Chorizema aciculare, commonly known as needle-leaved chorizema, is a species of flowering plant in the family Fabaceae and is endemic to the southwest of Western Australia. It is a shrub with sharply-pointed leaves, the flower colour depending on subspecies.

==Description==
Chorizema aciculare is an erect or spreading shrub that typically grows to a height of 0.15–1.0 m. The leaves are 8–28 mm long with the edges rolled under, obscuring the lower surface in the case of subspecies aciculare. The flowers of subspecies aciculare are pink or orange, those of subsp. laxum usually pale yellow or orange.

==Taxonomy==
Needle-leaved chorizema was first formally described in 1825 by Augustin Pyramus de Candolle who gave it the name Podolobium aciculare in Annales des Sciences Naturelles. In 1930, Charles Gardner changed the name to Chorizema aciculare in his Enumeratio Plantarum Australiae Occidentalis.
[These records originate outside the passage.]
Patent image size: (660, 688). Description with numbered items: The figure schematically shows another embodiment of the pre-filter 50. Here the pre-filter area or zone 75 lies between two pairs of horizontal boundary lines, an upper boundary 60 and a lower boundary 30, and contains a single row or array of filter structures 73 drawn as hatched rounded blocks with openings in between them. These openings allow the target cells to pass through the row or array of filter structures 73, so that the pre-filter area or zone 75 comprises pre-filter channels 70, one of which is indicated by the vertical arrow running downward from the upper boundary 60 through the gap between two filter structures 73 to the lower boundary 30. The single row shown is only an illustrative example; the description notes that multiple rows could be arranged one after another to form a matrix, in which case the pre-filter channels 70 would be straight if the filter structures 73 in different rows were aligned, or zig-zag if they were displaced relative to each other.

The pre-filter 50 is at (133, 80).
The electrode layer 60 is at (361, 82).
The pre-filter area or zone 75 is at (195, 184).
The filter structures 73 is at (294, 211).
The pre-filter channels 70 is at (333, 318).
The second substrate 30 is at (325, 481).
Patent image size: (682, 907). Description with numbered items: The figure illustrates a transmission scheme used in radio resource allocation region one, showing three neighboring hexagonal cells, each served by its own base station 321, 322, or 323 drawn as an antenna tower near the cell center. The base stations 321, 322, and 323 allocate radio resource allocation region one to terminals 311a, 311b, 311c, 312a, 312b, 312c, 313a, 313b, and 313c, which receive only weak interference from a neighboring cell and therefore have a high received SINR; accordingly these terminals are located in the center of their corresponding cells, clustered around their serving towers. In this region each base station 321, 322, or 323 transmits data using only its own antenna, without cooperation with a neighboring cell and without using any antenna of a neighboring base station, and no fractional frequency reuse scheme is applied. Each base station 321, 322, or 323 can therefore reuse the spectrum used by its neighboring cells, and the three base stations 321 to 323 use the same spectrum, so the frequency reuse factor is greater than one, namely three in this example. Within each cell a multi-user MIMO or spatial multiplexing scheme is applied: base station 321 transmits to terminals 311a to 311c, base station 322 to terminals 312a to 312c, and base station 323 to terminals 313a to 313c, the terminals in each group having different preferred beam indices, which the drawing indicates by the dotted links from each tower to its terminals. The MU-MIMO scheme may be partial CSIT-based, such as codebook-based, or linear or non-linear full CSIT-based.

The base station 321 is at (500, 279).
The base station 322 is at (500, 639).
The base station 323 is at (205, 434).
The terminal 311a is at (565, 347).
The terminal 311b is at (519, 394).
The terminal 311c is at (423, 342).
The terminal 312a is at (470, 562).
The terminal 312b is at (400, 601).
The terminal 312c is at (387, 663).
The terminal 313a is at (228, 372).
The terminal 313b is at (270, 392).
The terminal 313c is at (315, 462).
The specific epithet (aciculare) means "needle-pointed", referring to the leaves.

In 1992, Joan M. Taylor and Michael Crisp described two subspecies of C. aciculare in Australian Systematic Botany, and the names are accepted by the Australian Plant Census:
- Chorizema aciculare (DC.) C.A.Gardner subsp. aciculare;
- Chorizema aciculare subsp. laxum J.M.Taylor & Crisp.

==Distribution and habitat==
Chorizema aciculare mostly grows in woodland or coastal kwongan on granite outcrops, undulating plains, ridges or on coastal dunes and is widespread from near Geraldton to Israelite Bay in the south-west of Western Australia.